Paper No. 4
Presentation Time: 9:25 AM
CONTROLS ON THE DISTRIBUTION OF BENTHIC MICROBIAL MATS DURING THE EARLY TRIASSIC AFTERMATH OF THE END-PERMIAN MASS EXTINCTION: EXAMPLES FROM THE SOUTHWESTERN UNITED STATES
MATA, Scott A., Department of Earth Sciences, University of Southern California, Los Angeles, CA 90089-0740 and BOTTJER, David, Department of Earth Sciences, University of Southern California, Los Angeles, CA 90089, scott.mata@usc.edu
The expansion of microbial mats into marine subtidal settings has become a hallmark of the Lower Triassic sedimentary record and has greatly influenced the understanding of the unusual benthic and oceanographic conditions that persisted throughout the duration of Early Triassic time. It has been shown by many workers that there are numerous significant pulses of microbial carbonate in the form of stromatolitic and thrombolitic patch reefs that can be found in marine subtidal settings in the aftermath of the end-Permian mass extinction, yet knowledge of the existence of benthic microbial mats in siliciclastic settings during this interval was lacking until only recently. The discovery of wrinkle structures—microbial features comprised of mm-scale ridges, pits, and troughs that commonly exhibit a patchy distribution and an irregularly meandering morphology—by Pruss et al. (2004) in Lower Triassic storm-dominated shelf strata showed that the microbialite record for this time was not restricted solely to carbonate environments.

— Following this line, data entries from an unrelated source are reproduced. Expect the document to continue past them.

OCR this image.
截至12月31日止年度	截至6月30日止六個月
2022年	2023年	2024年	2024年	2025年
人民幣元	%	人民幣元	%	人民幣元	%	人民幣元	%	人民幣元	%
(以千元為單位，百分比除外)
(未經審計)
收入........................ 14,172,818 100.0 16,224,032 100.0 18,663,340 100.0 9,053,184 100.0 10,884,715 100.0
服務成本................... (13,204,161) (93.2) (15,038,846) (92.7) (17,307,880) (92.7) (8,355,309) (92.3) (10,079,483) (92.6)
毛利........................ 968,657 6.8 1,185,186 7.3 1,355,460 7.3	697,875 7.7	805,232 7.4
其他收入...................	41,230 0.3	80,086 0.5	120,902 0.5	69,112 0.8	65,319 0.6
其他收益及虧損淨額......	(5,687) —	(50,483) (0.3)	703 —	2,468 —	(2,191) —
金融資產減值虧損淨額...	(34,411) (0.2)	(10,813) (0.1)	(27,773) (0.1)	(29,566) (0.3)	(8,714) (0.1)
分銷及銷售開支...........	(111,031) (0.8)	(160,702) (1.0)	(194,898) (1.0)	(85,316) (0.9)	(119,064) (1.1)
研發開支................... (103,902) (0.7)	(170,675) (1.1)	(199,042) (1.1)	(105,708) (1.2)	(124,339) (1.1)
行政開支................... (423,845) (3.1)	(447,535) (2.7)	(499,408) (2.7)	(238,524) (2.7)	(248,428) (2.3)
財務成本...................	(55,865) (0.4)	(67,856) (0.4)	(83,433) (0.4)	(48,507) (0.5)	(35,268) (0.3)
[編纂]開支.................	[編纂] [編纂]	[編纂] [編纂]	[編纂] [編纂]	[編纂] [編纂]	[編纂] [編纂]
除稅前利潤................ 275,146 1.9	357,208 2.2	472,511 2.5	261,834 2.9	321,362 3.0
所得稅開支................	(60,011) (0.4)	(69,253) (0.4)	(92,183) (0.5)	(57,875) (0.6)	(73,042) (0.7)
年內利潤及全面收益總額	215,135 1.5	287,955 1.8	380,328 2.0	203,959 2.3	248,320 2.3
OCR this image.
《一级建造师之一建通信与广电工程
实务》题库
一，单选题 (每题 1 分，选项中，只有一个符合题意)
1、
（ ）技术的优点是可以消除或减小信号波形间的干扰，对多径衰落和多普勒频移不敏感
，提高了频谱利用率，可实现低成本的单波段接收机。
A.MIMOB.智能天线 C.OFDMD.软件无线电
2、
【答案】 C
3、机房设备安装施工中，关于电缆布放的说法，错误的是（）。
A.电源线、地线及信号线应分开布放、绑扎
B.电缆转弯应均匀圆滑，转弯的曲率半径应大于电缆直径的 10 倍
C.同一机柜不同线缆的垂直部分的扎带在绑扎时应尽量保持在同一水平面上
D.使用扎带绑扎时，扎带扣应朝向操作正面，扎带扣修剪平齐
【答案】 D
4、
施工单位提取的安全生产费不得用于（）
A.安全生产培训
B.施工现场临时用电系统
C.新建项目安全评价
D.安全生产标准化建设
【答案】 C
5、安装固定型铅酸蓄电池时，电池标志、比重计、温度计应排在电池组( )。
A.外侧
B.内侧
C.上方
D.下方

It is now known that wrinkle structures occur in storm-dominated strata from the southwestern United States, northern Italy, northern Pakistan, and northern Iraq. At each locality wrinkle structures are associated with subtidal storm deposits that often display hummocky or swaley cross-stratification. In the southwestern United States, wrinkle structures are found within the Lower Triassic Thaynes Formation and the Virgin Limestone Member of the Moenkopi Formation and are found predominantly across marine flooding surfaces—stratal surfaces in which there is an abrupt increase in water depth upsection—separating underlying nearshore sandstones from overlying deeper-water siltstone and shale. Wrinkle structures provide profound insight into the nature of the Early Triassic seafloor and suggest, by the presence of these benthic microbial mats, that during their formation a surface mixed-layer, which is a characteristic feature of most post-Cambrian seafloors, was commonly non-existent during this unusual interval in Earth’s history.